Spot gold was down 0.4 percent at $1,253 an ounce by 1405 GMT, after retreating from its highest since June 26 at $1,265.87 in the previous session.
U.S. gold futures for August delivery slipped 0.5 percent to $1,253.70 an ounce.
“If this dollar strength continues, we could see another test of $1,240, the lows from last week and mid-December, a crucial technical level,” said Carsten Fritsch, commodity analyst at Commerzbank in Frankfurt.
Bullion has been in a downtrend since touching $1,365.23 on April 11, the strongest in nearly three months.

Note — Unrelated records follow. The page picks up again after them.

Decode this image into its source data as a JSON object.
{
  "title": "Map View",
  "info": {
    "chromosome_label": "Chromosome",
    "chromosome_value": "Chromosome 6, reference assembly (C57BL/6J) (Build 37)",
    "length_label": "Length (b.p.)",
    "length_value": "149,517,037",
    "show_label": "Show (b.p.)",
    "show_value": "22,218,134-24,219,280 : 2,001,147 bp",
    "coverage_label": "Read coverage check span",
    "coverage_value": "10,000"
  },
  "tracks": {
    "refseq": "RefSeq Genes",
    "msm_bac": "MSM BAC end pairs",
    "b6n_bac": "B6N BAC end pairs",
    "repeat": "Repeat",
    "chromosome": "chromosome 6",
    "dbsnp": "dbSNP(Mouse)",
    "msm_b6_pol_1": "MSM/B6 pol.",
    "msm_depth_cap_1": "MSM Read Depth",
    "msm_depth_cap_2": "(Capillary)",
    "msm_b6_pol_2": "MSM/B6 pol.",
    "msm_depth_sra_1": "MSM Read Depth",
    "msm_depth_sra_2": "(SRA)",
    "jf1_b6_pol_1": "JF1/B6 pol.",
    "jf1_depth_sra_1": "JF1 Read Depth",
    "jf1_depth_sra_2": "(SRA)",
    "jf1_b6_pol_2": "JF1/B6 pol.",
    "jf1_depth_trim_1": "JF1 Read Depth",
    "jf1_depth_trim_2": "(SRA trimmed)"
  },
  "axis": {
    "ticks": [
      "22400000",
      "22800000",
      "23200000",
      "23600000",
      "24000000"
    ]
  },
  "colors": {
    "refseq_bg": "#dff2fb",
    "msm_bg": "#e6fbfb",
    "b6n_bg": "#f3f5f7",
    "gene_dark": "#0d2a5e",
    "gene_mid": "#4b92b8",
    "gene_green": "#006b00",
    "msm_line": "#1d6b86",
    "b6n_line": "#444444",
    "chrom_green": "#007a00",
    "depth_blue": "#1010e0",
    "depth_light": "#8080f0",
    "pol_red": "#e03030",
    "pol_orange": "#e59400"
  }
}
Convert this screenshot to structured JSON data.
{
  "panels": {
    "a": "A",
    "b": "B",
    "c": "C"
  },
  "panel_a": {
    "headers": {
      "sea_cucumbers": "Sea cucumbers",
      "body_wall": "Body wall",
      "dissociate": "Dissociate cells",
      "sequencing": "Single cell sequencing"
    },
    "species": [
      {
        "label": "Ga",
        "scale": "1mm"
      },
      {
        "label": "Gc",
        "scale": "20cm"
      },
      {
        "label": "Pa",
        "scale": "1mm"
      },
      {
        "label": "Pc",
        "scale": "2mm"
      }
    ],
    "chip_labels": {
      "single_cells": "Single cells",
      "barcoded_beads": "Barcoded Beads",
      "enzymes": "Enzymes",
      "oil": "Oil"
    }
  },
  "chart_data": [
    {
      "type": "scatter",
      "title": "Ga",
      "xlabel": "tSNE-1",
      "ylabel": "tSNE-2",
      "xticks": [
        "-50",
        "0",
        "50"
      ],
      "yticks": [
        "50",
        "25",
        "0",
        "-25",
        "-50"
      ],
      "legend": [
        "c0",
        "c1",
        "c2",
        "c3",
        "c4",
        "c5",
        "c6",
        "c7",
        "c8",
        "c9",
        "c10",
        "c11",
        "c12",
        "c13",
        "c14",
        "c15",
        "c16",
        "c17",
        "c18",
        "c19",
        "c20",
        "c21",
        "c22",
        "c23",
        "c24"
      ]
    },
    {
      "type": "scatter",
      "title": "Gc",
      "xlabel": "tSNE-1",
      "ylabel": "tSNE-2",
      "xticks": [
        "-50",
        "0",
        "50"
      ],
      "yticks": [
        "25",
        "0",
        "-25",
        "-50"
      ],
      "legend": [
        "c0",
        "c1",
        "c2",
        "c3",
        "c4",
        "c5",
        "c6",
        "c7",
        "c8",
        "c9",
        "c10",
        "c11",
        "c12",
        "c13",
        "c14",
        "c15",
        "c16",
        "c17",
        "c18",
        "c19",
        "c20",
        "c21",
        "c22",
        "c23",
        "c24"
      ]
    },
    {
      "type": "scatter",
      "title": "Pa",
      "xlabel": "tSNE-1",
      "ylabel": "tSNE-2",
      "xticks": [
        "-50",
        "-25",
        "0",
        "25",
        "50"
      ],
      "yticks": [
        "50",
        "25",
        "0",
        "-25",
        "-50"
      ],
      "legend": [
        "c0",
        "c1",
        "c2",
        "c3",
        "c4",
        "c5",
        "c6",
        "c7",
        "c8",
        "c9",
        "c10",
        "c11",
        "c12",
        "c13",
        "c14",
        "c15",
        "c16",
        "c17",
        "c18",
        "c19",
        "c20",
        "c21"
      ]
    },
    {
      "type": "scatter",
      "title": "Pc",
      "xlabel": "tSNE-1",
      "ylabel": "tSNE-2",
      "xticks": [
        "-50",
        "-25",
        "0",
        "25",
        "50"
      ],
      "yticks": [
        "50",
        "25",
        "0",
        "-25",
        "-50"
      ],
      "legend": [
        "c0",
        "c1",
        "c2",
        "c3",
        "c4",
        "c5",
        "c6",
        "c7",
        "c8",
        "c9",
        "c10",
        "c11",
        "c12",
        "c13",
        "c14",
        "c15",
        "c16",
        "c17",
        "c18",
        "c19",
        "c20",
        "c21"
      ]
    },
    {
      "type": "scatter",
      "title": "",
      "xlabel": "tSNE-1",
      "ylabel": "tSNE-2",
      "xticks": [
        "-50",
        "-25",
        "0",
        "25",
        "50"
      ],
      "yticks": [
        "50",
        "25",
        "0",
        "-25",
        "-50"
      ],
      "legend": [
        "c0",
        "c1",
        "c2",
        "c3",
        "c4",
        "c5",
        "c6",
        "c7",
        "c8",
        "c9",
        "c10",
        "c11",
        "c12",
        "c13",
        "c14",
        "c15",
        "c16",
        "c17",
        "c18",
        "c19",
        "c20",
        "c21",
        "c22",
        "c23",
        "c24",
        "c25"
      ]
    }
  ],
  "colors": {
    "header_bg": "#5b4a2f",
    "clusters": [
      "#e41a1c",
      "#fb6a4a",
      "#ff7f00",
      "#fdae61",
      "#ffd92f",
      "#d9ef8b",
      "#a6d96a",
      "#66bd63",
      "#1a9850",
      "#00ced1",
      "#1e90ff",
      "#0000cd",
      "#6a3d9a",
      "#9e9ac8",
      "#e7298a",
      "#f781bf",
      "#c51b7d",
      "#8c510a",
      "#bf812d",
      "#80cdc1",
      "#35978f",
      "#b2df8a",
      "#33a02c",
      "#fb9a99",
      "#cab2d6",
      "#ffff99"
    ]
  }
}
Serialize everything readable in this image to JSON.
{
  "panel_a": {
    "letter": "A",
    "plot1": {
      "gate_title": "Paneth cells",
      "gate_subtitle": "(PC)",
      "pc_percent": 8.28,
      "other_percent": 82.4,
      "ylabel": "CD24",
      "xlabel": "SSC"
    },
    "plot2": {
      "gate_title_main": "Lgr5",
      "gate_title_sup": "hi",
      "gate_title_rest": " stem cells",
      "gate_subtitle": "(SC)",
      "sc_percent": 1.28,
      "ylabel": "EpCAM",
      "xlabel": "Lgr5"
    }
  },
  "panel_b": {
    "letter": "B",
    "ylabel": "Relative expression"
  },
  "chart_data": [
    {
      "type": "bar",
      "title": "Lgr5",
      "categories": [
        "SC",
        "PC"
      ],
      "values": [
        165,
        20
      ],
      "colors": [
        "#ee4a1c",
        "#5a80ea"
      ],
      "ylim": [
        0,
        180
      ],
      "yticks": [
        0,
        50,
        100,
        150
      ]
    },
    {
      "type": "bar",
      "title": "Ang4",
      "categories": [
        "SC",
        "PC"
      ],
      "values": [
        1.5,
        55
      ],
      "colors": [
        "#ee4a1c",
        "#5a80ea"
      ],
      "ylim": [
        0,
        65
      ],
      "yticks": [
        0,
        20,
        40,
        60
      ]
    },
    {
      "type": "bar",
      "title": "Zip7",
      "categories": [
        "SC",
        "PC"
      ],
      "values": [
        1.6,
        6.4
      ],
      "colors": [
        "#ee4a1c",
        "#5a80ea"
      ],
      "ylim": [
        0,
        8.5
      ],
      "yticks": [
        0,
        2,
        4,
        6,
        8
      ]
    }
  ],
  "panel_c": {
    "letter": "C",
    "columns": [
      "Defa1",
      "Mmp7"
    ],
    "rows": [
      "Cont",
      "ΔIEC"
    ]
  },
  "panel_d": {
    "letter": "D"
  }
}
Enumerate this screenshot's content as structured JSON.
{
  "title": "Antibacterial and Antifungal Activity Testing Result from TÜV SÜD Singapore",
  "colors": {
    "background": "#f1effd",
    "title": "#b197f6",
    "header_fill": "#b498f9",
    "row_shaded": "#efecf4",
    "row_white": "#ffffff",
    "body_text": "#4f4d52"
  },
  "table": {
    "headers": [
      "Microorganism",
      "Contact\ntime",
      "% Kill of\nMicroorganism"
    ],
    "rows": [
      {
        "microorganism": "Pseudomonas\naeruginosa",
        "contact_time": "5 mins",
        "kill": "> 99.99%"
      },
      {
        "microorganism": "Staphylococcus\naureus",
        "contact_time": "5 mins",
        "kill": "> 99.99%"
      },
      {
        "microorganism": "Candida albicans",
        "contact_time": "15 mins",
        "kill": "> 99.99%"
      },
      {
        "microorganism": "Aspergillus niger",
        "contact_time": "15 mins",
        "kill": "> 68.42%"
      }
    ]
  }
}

The dollar’s index against a basket of six major currencies was up 0.33 percent at 94.386 after dropping to its lowest since mid-June on Monday.
A stronger dollar makes greenback-denominated gold more expensive for holders of other currencies.
Investors were also on the sidelines awaiting developments on the trade war between China and the United States, said Dick Poon, general manager, Heraeus Metals Hong Kong Ltd.
Last week, the world’s top two economies slapped tit-for-tat duties on $34 billion worth of each other’s imports.
“Geopolitical issues, such as Britain’s confused exit from the European Union and U.S. President Trump’s assertion that China was impeding North Korean progress on denuclearisation, have provided some support for gold,” said Sharma.
Trump suggested on Monday that China might be seeking to derail U.S. efforts aimed at denuclearising North Korea.
Holdings of SPDR Gold Trust, the world’s largest gold-backed exchange-traded fund, dropped 0.18 percent to 800.77 tonnes on Monday, its lowest since August 2017.
“For gold to recover, we need to see the return of investors, not only speculative but ETF investors,” Commerzbank’s Fritsch said. “We may have to wait until the autumn until we see longer lasting increase in gold prices.”
In other precious metals, silver fell 0.3 percent to $16.03 an ounce.
Platinum slipped 0.9 percent to $839 per ounce and palladium shed 1.6 percent to $944.72 an ounce.
Palladium may be forming an inverted head and shoulders pattern, Stéphanie Aymes, head of technical analysis at Societe Generale, said in a note. This pattern typically points to higher prices.
“The pattern’s confirmation level stands at $1,043/47 and therefore remains a prominent hurdle,” she added.